Michael Gebert (@skyfullofbacon) is a James Beard Award-winning editor of Fooditor.com and Sky Full of Bacon.
America's urban barbecue boom is often driven by entrepreneurs looking to emulate regional icons they see on TV—typically Memphis pulled pork and Texas brisket. But in Chicago, the trend for newcomers to look outward ignores the rich smoked-meat tradition in their very own backyard.
A true regional style develops out of local conditions. Chicago’s indigenous South Side, African-American barbecue style may not be a major one next to Memphis or Texas, but it’s real all the same, with its own distinctive story.
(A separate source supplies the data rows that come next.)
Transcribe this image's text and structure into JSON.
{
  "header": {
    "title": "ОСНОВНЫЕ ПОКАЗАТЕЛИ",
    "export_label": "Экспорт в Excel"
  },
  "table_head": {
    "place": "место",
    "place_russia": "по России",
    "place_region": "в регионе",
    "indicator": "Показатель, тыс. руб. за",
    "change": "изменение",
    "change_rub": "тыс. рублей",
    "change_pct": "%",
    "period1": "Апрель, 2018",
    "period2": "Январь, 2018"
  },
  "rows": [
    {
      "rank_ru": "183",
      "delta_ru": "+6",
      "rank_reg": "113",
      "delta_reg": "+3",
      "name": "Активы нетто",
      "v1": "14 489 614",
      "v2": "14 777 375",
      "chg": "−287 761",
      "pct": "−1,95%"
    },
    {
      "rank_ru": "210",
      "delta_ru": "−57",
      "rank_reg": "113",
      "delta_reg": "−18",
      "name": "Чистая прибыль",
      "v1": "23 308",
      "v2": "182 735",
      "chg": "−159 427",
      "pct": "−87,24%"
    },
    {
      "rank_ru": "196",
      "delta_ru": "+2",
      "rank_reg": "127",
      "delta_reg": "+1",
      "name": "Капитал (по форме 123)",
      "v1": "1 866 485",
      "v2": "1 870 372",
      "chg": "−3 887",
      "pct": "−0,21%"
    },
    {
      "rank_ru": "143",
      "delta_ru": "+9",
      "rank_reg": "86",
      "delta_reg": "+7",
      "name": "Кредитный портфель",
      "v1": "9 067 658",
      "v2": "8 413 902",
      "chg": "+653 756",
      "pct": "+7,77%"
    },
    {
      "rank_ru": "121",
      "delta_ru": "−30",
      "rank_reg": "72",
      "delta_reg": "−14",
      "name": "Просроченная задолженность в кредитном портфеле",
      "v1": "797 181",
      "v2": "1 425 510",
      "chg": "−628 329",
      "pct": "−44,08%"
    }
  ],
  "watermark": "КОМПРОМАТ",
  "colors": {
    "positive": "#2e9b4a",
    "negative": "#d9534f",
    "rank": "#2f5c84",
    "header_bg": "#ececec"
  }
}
It started, like Chicago blues, with migrants from the Mississippi Delta after World War II. A group of brothers from Indianola, Mississippi named Collins opened grocery stores and prepared takeout barbecue on weekends, which grew into actual barbecue stands. They cooked pork because that’s what they’d cooked at home, and the Chicago stockyards had plenty of it; they cooked spareribs and even rib tips, the scrap piece filled with cartilage, which the stockyards gave away for free.
And because Chicago was a town full of Eastern Europeans, pitmasters had access to another scrap meat—sausage. Ribs, rib tips, and hot links remain the holy smoke trinity, cooked relatively quickly (for barbecue) over a roaring hickory pit to a point definitely chewier than “fall off the bone.”
Which leads to the other distinctive sign of Chicago barbecue—the steel and glass pit, often called an “aquarium smoker.” In the 1950s, the health department wasn’t fond of grimy brick pits that were common down south, so a local metal fabricator devised a pit that could be taken apart and hosed down. It was the Collins brothers who noticed that it also made a great display case in your stand’s front window.
In the 1950s and 1960s, independent barbecue businesses became symbols of black economic empowerment, and their owners became important local backers of the civil rights struggle, supporting Martin Luther King’s protests in Chicago, and breaking down barriers by getting black-owned products (like Argia B. Collins’ Mumbo Sauce) into white-owned grocery chains.
South Side Chicago stands differ from the roadside joints you see in Texas or the Carolinas—they’re take-out only, which usually requires you to dine on the trunk of your car—but chat up the folks in line at Lem’s or Honey 1 and you’ll find a vibrant kinship of barbecue.